For prisoners, however, there is no end of the day when they can go home. They have grown frustrated by the lack of communication about testing and the transfer of prisoners with COVID-19 within Osborn and to Northern Correctional Institution for treatment. They are concerned that staff, with the ability to come and go, might bring the virus to them.
I work with these men daily. We’re in here together trying to treat each other with respect. Prejudices and stereotypes associated with our incarcerated population make it easy to dismiss them from our society. Prisoners, however, are the sons, brothers, fathers, husbands and neighbors of state residents and most expect one day to rejoin the community.
My patients include men who struggle with addiction, innocent men who cannot afford bail, men with severe medical or mental illness, and men with severely decreased mental capacity. And some are violent criminals.
Yes, there are men here who should spend every moment of their sentence inside these walls.
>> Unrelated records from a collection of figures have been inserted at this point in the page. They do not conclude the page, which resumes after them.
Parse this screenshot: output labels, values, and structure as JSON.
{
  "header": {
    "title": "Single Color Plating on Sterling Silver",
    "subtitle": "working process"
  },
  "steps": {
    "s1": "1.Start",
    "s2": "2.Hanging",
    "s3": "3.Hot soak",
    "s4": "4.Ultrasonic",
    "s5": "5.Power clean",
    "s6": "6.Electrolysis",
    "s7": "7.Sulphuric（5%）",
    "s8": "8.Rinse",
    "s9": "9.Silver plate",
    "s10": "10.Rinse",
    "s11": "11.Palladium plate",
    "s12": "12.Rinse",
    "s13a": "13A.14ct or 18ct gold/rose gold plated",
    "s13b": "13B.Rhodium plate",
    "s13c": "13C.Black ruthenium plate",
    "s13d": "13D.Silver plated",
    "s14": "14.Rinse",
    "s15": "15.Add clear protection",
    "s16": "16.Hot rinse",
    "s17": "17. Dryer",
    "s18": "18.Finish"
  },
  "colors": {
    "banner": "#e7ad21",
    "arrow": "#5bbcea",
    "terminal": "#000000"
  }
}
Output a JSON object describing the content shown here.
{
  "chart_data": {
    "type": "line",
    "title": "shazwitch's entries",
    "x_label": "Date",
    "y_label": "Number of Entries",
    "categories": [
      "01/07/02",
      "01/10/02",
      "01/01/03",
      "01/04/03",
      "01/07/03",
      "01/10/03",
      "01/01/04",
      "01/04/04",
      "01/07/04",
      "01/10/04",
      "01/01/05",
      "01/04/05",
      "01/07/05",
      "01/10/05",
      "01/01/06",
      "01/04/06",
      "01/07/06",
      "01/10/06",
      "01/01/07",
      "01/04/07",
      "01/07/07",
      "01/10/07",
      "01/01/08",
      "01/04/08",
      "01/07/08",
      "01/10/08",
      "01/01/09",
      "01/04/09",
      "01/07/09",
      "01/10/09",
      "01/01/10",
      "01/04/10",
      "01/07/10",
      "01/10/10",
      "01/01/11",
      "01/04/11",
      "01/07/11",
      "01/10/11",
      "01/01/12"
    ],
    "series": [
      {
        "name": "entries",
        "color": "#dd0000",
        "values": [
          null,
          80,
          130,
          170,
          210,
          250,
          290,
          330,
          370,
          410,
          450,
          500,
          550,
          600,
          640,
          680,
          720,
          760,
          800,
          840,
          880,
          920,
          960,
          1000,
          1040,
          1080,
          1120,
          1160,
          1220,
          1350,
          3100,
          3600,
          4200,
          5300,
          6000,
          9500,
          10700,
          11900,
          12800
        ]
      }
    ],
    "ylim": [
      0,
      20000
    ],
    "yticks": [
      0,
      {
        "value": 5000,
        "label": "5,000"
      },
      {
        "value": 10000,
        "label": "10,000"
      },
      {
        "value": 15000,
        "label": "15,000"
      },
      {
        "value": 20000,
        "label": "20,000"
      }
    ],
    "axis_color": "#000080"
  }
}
But there are also men who have been rehabilitated, who work everyday side by side with staff. There are men who have completed their minimal sentencing, yet are overlooked and must sit here until their end of sentence date, many because they struggle to communicate effectively. Others are approved for halfway houses yet have safe and supported homes they can go to. Some have parole approved, but there is no assigned parole officer, so they cannot be released. This is not right under normal conditions but with the threat of COVID-19 swirling around their cells it’s even more unjust. As a society we have unfairly allowed prison to be the repository for these men.
At corrections, we were desperately understaffed and under-equipped long before this pandemic, which is magnifying the dangerous shortcomings in our system. By late May, 375 staff members in the state’s prisons had tested positive for COVID-19.
COVID-19 continues to spread inside our facilities at this very moment. It is an absolute certainty that it will and has spread like wildfire. We need to deliver more resources to our prisons, improve the ability to protect prisoners and staff from the spread of the virus and make sure planning and procedures don’t leave us playing catch-up now or in the future.
Tomorrow will be too late. We cannot sacrifice the safety and lives of frontline staff and the incarcerated. Our lives are not expendable.